The 60-acre park started out as a chicken farm in the city's rural southern quadrant. Then hurricanes in 2003 and 2004 prompted city leaders to buy the property for $95,000, City Manager Faith Miller said, to build a pump station and treatment pond.
But the small parking lot near the park's entrance is the only area where this stormwater work is prominent today. In the rest of the park, "Beware of Alligator" signs foretell the possibilities of uninterrupted wildlife viewing along the park's scenic mulched trails, which tidily connect to the fledgling East Central Regional Rail Trail.
"Ultimately this path will cross Volusia County to Edgewater," Mr. Moore said, giving bikers an ecotourism option with a wealth of possibilities.
As far as other amenities, the park's location will allow for only some kinds of uses, Mr. Moore said, such as playground equipment, pavilions and restroom facilities.
"The best thing for us to do is sit back and take a look at the permitting for that land, since it's a restricted area," he said. "Then we can figure out what we'd like to do and how we're gonna get the money to do it."
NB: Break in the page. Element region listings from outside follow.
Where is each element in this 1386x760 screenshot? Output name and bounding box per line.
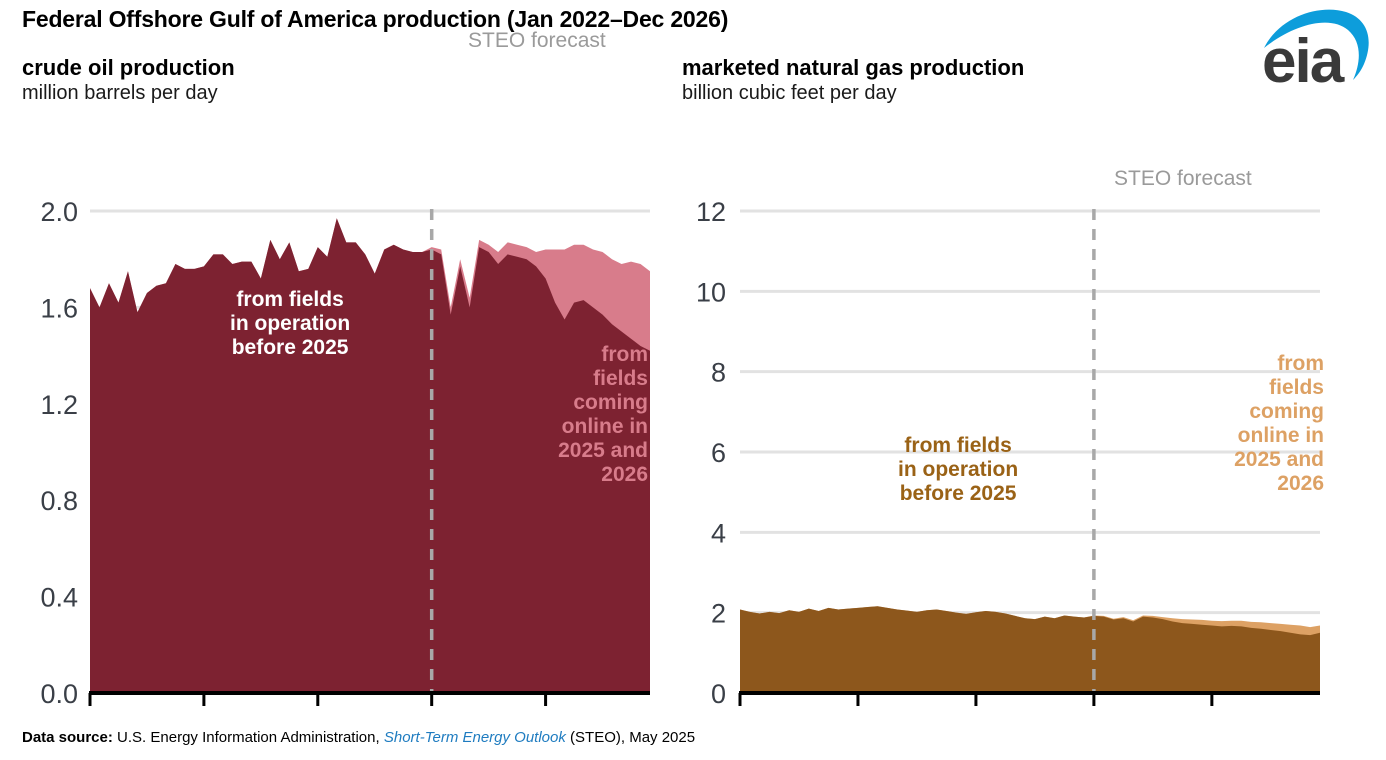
annotation-right-existing: from fields in operation before 2025 xyxy=(898,434,1018,506)
data-source-footer: Data source: U.S. Energy Information Adm… xyxy=(22,729,695,746)
y-axis-tick-label: 6 xyxy=(711,438,726,468)
panel-left-units: million barrels per day xyxy=(22,82,672,106)
steo-link[interactable]: Short-Term Energy Outlook xyxy=(384,729,566,746)
data-source-agency: U.S. Energy Information Administration, xyxy=(117,729,384,746)
page-title: Federal Offshore Gulf of America product… xyxy=(22,6,728,33)
y-axis-tick-label: 0.8 xyxy=(40,486,78,516)
steo-forecast-label-left: STEO forecast xyxy=(468,28,606,54)
y-axis-tick-label: 1.6 xyxy=(40,293,78,323)
y-axis-tick-label: 4 xyxy=(711,518,726,548)
y-axis-tick-label: 1.2 xyxy=(40,390,78,420)
y-axis-tick-label: 10 xyxy=(696,277,726,307)
y-axis-tick-label: 8 xyxy=(711,358,726,388)
panel-left-title: crude oil production xyxy=(22,56,672,81)
panel-natural-gas: marketed natural gas production billion … xyxy=(682,56,1342,105)
chart-page: Federal Offshore Gulf of America product… xyxy=(0,0,1386,760)
area-series-existing-fields xyxy=(740,606,1320,693)
y-axis-tick-label: 0.0 xyxy=(40,679,78,709)
y-axis-tick-label: 0.4 xyxy=(40,583,78,613)
y-axis-tick-label: 12 xyxy=(696,197,726,227)
panel-crude-oil: crude oil production million barrels per… xyxy=(22,56,672,105)
steo-forecast-label-right: STEO forecast xyxy=(1114,166,1252,192)
y-axis-tick-label: 2.0 xyxy=(40,197,78,227)
data-source-label: Data source: xyxy=(22,729,117,746)
panel-right-title: marketed natural gas production xyxy=(682,56,1342,81)
panel-right-units: billion cubic feet per day xyxy=(682,82,1342,106)
annotation-left-existing: from fields in operation before 2025 xyxy=(230,288,350,360)
y-axis-tick-label: 2 xyxy=(711,599,726,629)
y-axis-tick-label: 0 xyxy=(711,679,726,709)
annotation-left-new: from fields coming online in 2025 and 20… xyxy=(548,343,648,487)
annotation-right-new: from fields coming online in 2025 and 20… xyxy=(1212,352,1324,496)
data-source-suffix: (STEO), May 2025 xyxy=(566,729,695,746)
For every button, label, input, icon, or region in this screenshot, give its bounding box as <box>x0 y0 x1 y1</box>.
The last time city leaders named a new park, the 40-acre Thornby Park in February 2011, a joint venture with Volusia County - Commissioner Zenaida Denizac and others from the community voiced opposition to how the park was named after the property's inhabitants for a century without any other candidates being considered.
"This was just wrong," she said in recent weeks. "Where was the public input there?"
Even though the property was sold to the city by the Thornby estate with the stipulation that it ultimately be used as park land, the fracas led Mayor John Masiarczyk to spearhead a new city law that was just adopted last month that spells out exact guidelines for how a new city park must be named in the future.
That, from now on, involves a democratic process of the community.
"We certainly don't need to have any controversy surrounding the opening of a new public amenity," Mayor Masiarczyk said. "We'll follow everything to the letter."
The law requires that any nominees be deceased and to have lived in Deltona for at least a decade.
It didn't used to be that way. The law previously stated that the name of a new city park could be any resident "living or deceased."
At a June 11 workshop, city commissioners threw around several potential names for the new park, from the utilitarian "Lush Lane Park" by Vice Mayor Paul Treusch to the "Deltona Environmental Park" by Commissioner Denizac, a local schoolteacher by day.
Other names mentioned at the meeting: Sheriff's Memorial Park, William S. Harvey Park, Winding Trail Park, Ecological Park and Hideaway Park.
And the list goes on.
Fill out a nomination form at the city's website, www.deltonafl.gov. Nominations will be accepted for the next few months.